The story of the boy murdered by Jews for singing a song in praise of Mary survives in many different versions; most of them were printed and discussed by C. Brown in A Study of the Miracle of Our Lady Told by Chaucer’s Prioress (London, 1910). His findings were reproduced, incorporating some supplementary material, in SA, pp. 447–66, followed by texts or summaries of the tales which offer the closest resemblances to Chaucer’s version (Brown’s Group C). The texts in Brown’s Group C, along with some newly identified analogues, are reproduced with parallel translations in SA2 II. See also M. H. Statler, PMLA, 65 (1950), 896–910. Two of these tales are included in Kolve and Olson, pp. 418–27. Broadly speaking, the other tales (Brown’s Groups A and B) differ from the story told by Chaucer in the following respects: (1) the murdered boy is buried by the Jews (rather than being thrown into a latrine), but having been discovered by his singing, he i
s dug up alive and unharmed; (2) the Jews are not punished for their crime, since they are so impressed by the boy’s miraculous resurrection that they are converted and baptized; (3) the song in praise of Mary which is sung by the boy is not ‘Alma redemptoris’ but ‘Gaude Maria’ or another Marian chant. ‘Gaude Maria’ ends with the line ‘Erubescat Iudaeus infelix, qui dicit Christum Joseph semine esse natum’ (‘Let the cursed Jew blush, who says that Christ was born of the seed of Joseph’), which several of these versions represent as having provoked the Jews to the murder.

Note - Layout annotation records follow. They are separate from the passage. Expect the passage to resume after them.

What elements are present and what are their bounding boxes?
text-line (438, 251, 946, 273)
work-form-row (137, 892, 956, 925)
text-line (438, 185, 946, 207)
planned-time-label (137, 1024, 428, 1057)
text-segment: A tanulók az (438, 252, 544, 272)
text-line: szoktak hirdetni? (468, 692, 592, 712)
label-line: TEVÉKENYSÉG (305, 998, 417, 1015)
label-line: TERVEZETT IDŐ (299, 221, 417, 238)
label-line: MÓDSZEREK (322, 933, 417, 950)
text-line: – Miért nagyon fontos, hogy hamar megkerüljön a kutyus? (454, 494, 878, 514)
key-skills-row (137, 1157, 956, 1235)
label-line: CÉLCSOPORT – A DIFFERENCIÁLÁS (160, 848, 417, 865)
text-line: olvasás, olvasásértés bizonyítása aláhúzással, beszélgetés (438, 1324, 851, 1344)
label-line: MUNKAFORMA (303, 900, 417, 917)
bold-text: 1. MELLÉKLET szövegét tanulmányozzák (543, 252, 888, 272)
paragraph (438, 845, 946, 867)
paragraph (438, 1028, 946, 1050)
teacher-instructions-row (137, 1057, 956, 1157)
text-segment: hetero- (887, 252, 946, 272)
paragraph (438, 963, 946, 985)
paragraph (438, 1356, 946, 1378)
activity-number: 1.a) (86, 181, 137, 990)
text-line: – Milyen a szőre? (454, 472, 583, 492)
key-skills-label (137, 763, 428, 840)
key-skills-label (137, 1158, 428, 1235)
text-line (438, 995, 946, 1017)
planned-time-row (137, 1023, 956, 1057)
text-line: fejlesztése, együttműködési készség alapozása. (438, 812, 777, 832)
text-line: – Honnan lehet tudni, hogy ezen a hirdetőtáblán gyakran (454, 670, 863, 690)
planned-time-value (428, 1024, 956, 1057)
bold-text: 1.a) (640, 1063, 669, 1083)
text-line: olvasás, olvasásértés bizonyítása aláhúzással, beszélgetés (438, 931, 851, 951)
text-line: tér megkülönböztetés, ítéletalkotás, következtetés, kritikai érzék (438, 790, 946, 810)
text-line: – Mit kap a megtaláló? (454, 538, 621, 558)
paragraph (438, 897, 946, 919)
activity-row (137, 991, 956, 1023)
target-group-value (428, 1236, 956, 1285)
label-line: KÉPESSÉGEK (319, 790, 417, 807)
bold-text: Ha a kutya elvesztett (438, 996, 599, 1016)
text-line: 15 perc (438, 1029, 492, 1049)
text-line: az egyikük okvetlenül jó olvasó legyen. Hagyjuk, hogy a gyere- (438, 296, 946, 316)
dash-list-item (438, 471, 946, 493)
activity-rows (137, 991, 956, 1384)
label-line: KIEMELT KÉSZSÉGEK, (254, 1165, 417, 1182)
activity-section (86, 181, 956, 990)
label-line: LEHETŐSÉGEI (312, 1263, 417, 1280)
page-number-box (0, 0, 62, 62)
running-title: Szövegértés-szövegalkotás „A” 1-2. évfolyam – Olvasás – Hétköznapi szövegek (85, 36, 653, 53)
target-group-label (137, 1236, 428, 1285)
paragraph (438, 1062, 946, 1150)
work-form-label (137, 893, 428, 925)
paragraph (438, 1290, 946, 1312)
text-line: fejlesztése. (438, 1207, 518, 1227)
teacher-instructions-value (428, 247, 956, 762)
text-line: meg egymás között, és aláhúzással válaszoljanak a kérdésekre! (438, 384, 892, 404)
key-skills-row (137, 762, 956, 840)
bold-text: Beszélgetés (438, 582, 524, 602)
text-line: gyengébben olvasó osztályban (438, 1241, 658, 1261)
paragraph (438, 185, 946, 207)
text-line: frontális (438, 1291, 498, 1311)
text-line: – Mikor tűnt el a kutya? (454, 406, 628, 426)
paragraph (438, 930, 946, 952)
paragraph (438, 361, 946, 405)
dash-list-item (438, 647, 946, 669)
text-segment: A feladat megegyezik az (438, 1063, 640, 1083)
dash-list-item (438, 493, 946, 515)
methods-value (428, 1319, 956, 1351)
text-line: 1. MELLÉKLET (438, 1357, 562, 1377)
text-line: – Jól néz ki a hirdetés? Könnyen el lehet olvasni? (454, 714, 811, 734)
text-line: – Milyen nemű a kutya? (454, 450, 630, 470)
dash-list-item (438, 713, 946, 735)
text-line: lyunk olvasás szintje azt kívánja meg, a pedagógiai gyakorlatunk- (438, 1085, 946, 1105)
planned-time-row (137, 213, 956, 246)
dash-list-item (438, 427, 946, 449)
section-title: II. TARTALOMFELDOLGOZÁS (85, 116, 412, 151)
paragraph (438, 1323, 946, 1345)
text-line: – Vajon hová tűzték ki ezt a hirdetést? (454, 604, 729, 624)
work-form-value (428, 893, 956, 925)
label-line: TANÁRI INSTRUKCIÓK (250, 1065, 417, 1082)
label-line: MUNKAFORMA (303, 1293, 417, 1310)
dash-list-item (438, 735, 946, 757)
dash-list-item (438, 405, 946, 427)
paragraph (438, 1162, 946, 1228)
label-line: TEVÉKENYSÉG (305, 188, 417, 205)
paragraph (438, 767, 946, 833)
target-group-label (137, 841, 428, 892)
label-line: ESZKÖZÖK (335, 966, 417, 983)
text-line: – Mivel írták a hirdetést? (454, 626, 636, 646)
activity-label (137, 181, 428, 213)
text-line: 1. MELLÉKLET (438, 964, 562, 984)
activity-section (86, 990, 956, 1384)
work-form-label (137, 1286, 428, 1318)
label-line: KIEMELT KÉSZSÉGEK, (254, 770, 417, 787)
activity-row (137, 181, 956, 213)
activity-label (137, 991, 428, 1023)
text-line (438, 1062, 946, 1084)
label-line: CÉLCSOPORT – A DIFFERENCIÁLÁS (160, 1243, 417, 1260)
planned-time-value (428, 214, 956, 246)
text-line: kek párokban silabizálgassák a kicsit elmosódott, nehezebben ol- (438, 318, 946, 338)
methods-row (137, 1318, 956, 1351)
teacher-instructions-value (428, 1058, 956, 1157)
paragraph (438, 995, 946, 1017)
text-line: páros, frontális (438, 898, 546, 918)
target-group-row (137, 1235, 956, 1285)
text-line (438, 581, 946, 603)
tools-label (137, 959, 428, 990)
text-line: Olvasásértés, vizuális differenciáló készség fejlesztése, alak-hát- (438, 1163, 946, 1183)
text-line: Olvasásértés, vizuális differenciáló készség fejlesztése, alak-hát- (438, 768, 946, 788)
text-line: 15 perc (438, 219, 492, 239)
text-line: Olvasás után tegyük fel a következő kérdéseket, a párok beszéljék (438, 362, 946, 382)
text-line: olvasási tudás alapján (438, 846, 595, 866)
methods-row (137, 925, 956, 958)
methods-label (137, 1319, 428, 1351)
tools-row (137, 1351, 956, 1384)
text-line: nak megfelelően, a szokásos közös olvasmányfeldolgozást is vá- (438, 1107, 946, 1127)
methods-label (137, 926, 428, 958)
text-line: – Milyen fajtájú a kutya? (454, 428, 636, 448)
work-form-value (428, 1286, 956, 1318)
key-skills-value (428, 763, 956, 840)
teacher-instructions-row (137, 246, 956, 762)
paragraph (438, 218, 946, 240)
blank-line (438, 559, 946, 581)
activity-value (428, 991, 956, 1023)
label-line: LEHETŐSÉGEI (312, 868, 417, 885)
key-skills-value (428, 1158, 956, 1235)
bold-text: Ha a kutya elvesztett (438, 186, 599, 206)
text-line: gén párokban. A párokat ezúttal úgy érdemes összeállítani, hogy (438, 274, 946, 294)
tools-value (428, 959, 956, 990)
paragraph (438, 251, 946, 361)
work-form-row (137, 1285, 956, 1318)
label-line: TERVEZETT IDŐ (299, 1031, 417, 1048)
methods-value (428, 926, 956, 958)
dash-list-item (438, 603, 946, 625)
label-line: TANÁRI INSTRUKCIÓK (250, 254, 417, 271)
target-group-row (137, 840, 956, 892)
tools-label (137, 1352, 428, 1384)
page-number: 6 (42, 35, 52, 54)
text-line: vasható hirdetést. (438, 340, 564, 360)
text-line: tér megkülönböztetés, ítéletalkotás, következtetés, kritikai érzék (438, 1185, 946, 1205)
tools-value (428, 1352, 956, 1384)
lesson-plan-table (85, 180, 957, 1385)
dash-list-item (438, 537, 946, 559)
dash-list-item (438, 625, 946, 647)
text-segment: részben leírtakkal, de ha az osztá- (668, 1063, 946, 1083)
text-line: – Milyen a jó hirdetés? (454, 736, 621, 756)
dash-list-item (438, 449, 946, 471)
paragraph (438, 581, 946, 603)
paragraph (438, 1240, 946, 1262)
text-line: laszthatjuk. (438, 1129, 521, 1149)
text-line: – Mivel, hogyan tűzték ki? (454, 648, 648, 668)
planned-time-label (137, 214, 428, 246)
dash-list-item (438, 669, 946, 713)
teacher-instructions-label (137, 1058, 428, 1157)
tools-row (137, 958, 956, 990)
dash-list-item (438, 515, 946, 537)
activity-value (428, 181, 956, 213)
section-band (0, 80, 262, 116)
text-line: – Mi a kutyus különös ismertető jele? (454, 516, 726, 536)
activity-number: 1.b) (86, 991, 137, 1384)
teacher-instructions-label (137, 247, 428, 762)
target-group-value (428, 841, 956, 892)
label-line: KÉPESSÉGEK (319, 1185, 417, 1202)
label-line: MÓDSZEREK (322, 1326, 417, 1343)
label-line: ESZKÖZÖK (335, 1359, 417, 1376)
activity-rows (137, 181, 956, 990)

As far as one can tell in the absence of a clearly identifiable direct source, Chaucer himself seems to have been responsible for setting the Prioress’s Tale in Asia (see n. to Pri 488), and also for making the boy as young as seven, thus increasing the pathos of the tale and foregrounding Mary’s role, not only as miracle-worker, but as heavenly mother, as is evident especially in her final words of maternal comfort (667–9). Chaucer also gave the tale greater solemnity and wider significance by weaving into it allusions to Herod’s Slaughter of the Innocents and to the liturgy of their feast; see Hamilton (cited in n. to Pri 453–9), and also nn. to Pri 453–9, 574, 578, 580–85 and 627. For the Proper (the elements that changed according to the liturgical occasion) of the Mass for this feast, see The Sarum Missal, ed. J. W. Legg (Oxford, 1916; repr. 1969), pp. 32–3.